Asıl mesele ise Suriyeli sığınmacıların evlerine dönmesi ya da üçüncü ülkelere gönderilmesinin içeride hallinin mümkün olmaması. Bütün gücü elinde toplayan, ekonomiden yargıya bütün alanlarda istediği gibi kural dışına çıkıp ‘Vur kır, parçala, bu maçı kazan’ zihniyetine sahip iktidar, sınırdışına çıktığında uzlaşmak, ödün vermek zorunda kalıyor.
Sığınmacıların en azından bir kısmını kendi ülkesinde kabul etmek isteyecek yüce gönüllü başka bir ülke bulmak imkânsız sayılır. Bu durumda Suriyelilerin kendi ülkelerine dönüşünün ayarlanması dışında bir seçenek kalmıyor.

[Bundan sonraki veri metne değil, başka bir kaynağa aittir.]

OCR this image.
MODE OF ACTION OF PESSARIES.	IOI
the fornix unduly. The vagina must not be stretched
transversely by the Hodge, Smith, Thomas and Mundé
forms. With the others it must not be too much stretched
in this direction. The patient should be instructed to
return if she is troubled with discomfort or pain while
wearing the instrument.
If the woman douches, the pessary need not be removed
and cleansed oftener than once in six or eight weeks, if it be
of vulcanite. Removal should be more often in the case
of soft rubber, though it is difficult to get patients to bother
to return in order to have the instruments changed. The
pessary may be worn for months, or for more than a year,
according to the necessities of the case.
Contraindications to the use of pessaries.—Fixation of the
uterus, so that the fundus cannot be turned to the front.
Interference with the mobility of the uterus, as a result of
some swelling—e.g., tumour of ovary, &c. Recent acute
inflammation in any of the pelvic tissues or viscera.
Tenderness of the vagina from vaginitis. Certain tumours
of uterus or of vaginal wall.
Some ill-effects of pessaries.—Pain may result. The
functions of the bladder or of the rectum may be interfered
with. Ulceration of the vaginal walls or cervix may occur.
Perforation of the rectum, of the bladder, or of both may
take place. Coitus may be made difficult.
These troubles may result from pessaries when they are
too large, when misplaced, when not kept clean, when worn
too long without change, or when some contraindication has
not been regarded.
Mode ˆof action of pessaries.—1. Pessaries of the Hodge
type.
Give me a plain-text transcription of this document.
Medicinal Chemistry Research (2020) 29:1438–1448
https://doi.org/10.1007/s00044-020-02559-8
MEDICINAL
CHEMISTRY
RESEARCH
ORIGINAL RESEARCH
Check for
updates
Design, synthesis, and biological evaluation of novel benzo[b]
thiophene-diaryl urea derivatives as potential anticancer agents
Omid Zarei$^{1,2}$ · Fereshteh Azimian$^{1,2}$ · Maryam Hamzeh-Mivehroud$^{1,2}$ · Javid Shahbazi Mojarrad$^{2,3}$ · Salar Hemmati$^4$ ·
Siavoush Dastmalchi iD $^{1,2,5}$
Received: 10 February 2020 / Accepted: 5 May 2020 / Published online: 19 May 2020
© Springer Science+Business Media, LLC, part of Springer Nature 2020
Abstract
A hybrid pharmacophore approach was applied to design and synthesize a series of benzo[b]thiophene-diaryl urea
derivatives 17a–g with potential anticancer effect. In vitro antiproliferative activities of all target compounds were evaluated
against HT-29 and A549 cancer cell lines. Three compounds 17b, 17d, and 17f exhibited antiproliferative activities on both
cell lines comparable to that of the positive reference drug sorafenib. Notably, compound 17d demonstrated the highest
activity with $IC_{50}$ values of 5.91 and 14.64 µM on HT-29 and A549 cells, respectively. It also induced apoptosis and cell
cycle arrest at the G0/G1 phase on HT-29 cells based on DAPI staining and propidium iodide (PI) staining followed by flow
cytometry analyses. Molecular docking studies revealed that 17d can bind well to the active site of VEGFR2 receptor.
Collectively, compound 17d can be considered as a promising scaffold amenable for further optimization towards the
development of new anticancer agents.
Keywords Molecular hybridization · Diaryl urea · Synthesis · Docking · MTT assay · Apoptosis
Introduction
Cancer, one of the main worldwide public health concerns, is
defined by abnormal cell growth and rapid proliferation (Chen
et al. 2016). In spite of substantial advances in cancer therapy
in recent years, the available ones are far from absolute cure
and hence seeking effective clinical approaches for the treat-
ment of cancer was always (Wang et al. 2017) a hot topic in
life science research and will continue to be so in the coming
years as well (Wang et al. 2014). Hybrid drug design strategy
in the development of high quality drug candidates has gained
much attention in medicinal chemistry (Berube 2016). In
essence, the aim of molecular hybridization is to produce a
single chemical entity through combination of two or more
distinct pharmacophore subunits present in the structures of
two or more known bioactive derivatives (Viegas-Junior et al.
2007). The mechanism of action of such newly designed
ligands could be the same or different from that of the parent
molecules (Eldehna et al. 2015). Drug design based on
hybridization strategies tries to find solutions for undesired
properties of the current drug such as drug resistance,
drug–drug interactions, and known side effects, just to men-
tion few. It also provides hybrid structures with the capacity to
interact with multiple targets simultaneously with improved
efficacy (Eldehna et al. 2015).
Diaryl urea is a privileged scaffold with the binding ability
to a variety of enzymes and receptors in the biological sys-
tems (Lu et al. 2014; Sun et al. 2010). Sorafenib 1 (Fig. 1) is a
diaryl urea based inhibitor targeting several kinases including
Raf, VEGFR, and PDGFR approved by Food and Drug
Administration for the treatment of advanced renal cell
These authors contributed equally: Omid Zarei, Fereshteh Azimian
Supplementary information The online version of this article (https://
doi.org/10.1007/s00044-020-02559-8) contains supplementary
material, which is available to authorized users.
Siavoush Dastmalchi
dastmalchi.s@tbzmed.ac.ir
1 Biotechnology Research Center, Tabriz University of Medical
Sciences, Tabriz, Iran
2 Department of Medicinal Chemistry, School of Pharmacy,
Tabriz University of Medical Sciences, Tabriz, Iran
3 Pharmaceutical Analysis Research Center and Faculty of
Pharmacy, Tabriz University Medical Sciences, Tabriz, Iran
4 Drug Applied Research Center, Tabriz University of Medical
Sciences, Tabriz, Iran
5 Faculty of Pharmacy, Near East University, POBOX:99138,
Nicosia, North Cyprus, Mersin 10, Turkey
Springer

Geçenlerde Erdoğan ile Esad arasında dolaylı da olsa bir mesaj trafiği olduğu iddiası işin bu tarafını da ilgilendiriyor olabilir. Cumhurbaşkanı, önümüzdeki seçimden önce mültecilerin bir kısmını evine gönderebilirse önemli bir kazanç sağlayacak. Ancak Esad hala kendi toprakları üzerinde ciddi askeri varlığı olan ve dışişleri bakanının ağzından ifade edildiği şekliyle nihai bir çözüme kadar kalmayı planlayan Ankara’ya güven duymuyor. Türkiye ve Suriyeli muhaliflerin ise Esad’a güvenmek için çok daha az sebebi var.
Neticede bu sorunu doğuran, sivillere karşı sistematik şiddet uygulayan Şam’daki rejimin ellerine kimse kendi kaderini teslim etmek istemez. Bazı emekli paşaların televizyonlarda söylemekten bıkmadığı, Esad’la anlaşıp işi şipşak halletme önerisi zakkumla kanser tedavisine benziyor. Bilhassa Rusya, Ukrayna savaşı sebebiyle dünya kamuoyunda izole olurken bu senaryo daha da güçleşiyor. Mülteci meselesi, Irak ve Suriye’nin toprak bütünlüğü gibi giderek sıkılmış diş macunu tüpüne benziyor. Geri dönmek olanaksız hale geliyor.